Assange, Ekvador'un Londra Büyükelçiliğinden 11 Nisan 2019'da çıkarılarak gözaltına alınmış ve "kefaletle serbest bırakılma şartlarını ihlal etmekten" tutuklanarak Londra'daki Belmarsh Hapishanesi'ne konulmuştu.
Mahkeme, Assange'ı bu suçtan 50 hafta hapse mahkum etmişti. 50 haftalık cezasını dolduran Assange'ın iade talebi çerçevesinde tutuklu kalmasına karar verilmişti.
Duruşmaların ardından 4 Ocak 2021'de Assange'ın intihar riskinin yüksek olduğu ve ABD hapishanesinde özel idari önlemlere tabi tutulacağı, özellikle de istihbarat topluluğunun kendisine düşman olması nedeniyle "gerçek bir risk altında" olduğu gerekçesiyle ABD'nin iade talebi reddedilmişti. ABD ise karara itiraz etmişti.

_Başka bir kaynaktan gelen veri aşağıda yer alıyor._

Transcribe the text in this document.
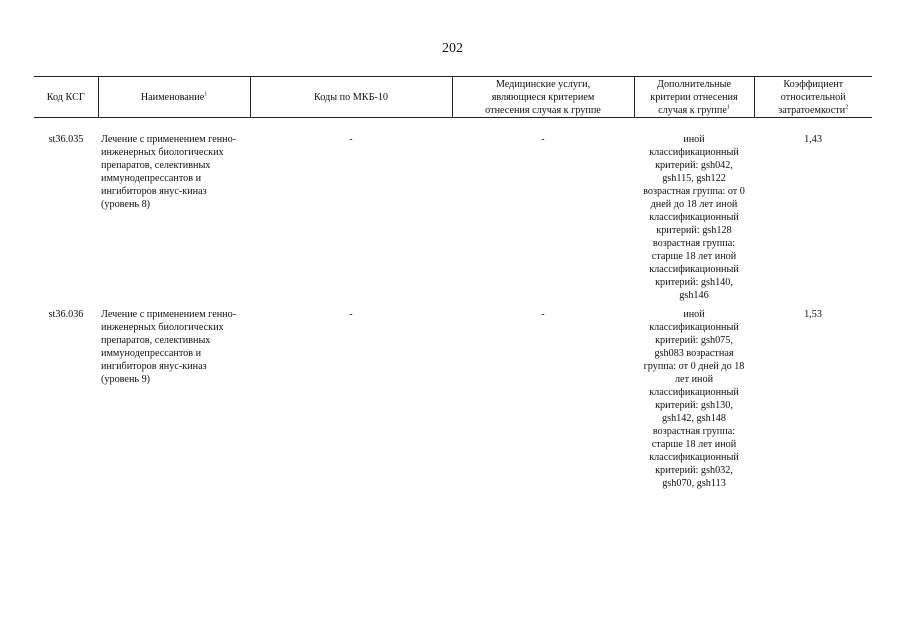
202
Код КСГ	Наименование$^1$	Коды по МКБ-10	Медицинские услуги, являющиеся критерием отнесения случая к группе	Дополнительные критерии отнесения случая к группе$^1$	Коэффициент относительной затратоемкости$^2$

st36.035	Лечение с применением генно-инженерных биологических препаратов, селективных иммунодепрессантов и ингибиторов янус-киназ (уровень 8)	-	-	иной классификационный критерий: gsh042, gsh115, gsh122 возрастная группа: от 0 дней до 18 лет иной классификационный критерий: gsh128 возрастная группа: старше 18 лет иной классификационный критерий: gsh140, gsh146	1,43

st36.036	Лечение с применением генно-инженерных биологических препаратов, селективных иммунодепрессантов и ингибиторов янус-киназ (уровень 9)	-	-	иной классификационный критерий: gsh075, gsh083 возрастная группа: от 0 дней до 18 лет иной классификационный критерий: gsh130, gsh142, gsh148 возрастная группа: старше 18 лет иной классификационный критерий: gsh032, gsh070, gsh113	1,53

ABD, temyizi kazanabilmek için WikiLeaks kurucusunun yüksek güvenlikli hapishanelerde tutulmayacağı ve hapis cezasını ülkesi Avustralya'da çekebileceği taahhüdünde bulunmuştu.
Savunma ekibi ise CIA'in, Assange'ı Ekvador'un Londra Büyükelçiliğinde saklandığı sırada kaçırma ve öldürme planı yaptığına ilişkin haberleri dayanak göstererek can güvenliğine vurgu yapmıştı.
10 Aralık 2021'de Yüksek Mahkeme, verilen teminatları yeterli bularak alt mahkemenin kararını bozmuş ve Assange'ın ABD'ye iade edilebileceğine hükmetmişti. Bunun üzerine Assange'ın savunma ekibi, davayı Yargıtaya taşımak için Yüksek Mahkemeye izin başvurusunda bulunmuştu.
Yargıtay da 14 Mart’ta verdiği kararla Assange'ın ABD'ye iade edilebileceği yönündeki karara itirazını reddetmişti.
20 Nisan'da da Westminster Sulh Ceza Mahkemesi'nin iadeye hükmetmesiyle konu nihai karar için İçişleri Bakanı Priti Patel'in önüne gitmişti.